Strabismus. 2018 Mar;26(1):28-32. doi: 10.1080/09273972.2017.1423362. Epub 2018 Jan 9.
To compare ocular deviation in the operating room depending on whether the patient is in supine decubitus or seated after single-stage adjustable strabismus surgery under topical anesthesia.

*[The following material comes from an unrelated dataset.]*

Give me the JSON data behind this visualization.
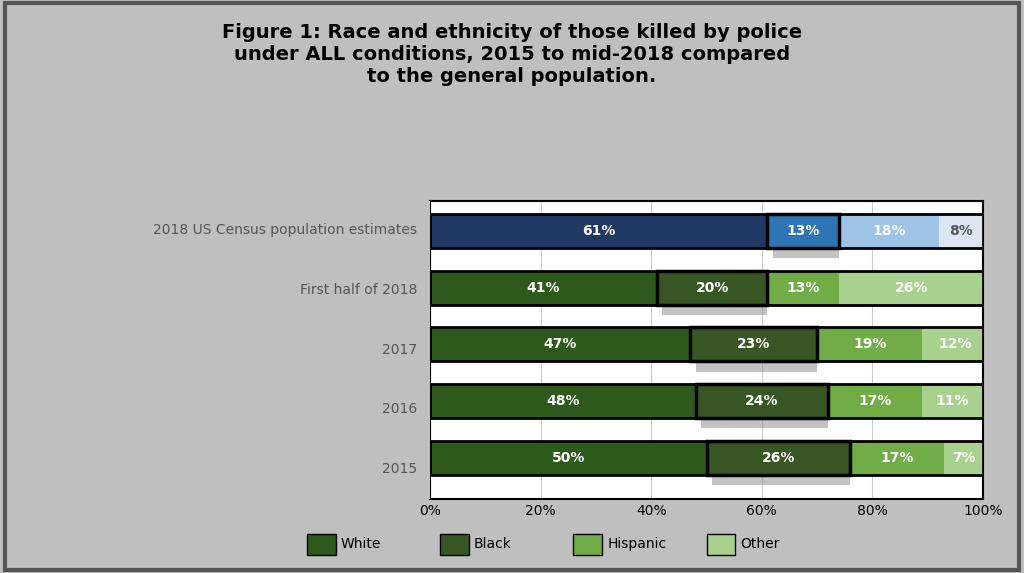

We performed a prospective observational study of 30 patients with horizontal and/or vertical strabismus who underwent single stage adjustable strabismus surgery under topical anesthesia. Both distance and near deviation were evaluated before surgery, during surgery in both positions (seated and supine), and at 1 day, 1 month, and 3 months after surgery. A final horizontal deviation <10 pd and a vertical deviation <5 pd without diplopia was considered to be a good outcome (3 months after surgery).
The mean age of the sample was 55 years and 76.7% were women. Most had esotropia (70%). The most frequently used surgical combination was the medial rectus and lateral rectus (36.7%). Surgical adjustment was necessary in 40% of cases. Mean preoperative deviation was 21.9 ± 12.63 pd (distance) and 20.66 ± 4.76 (near). Deviation with the patient supine was 8 ± 8.25 pd (distance) and 7.26 ± 5.81 (near). Deviation with the patient seated was 8.13 pd±8.38 (distance) and 8.5 ± 7.41 (near). There was no significant difference between the positions. Outcome was favorable in 70% of patients; this percentage increased to 83.33% at 1 day, 1 month, and 3 months after surgery.
No statistically significant differences were found between ocular deviations in the seated or supine position in the operating room. Outcome was favorable in most cases 3 months after surgery. Intraoperative ocular deviation was not a predictor of outcome.
比较在表面麻醉下进行单阶段可调斜视手术后,患者处于仰卧位或坐位时在手术室中的眼位偏斜情况。
我们对30例水平和/或垂直斜视患者进行了一项前瞻性观察研究,这些患者在表面麻醉下接受了单阶段可调斜视手术。在手术前、手术中(坐位和仰卧位)以及手术后1天、1个月和3个月评估远距离和近距离偏斜情况。最终水平偏斜<10棱镜度(pd)且垂直偏斜<5 pd且无复视被认为是良好结果(手术后3个月)。
样本的平均年龄为55岁,76.7%为女性。大多数患者为内斜视(70%)。最常用的手术组合是内直肌和外直肌(36.7%)。40%的病例需要进行手术调整。术前平均偏斜为远距离21.9±12.63 pd,近距离20.66±4.76 pd。患者仰卧位时的偏斜为远距离8±8.25 pd,近距离7.26±5.81 pd。患者坐位时的偏斜为远距离8.13 pd±8.38,近距离8.5±7.41 pd。两种体位之间无显著差异。70%的患者预后良好;术后1天、1个月和3个月时这一比例增至83.33%。
在手术室中,坐位或仰卧位时的眼位偏斜之间未发现统计学上的显著差异。大多数病例在手术后3个月预后良好。术中眼位偏斜不是预后的预测指标。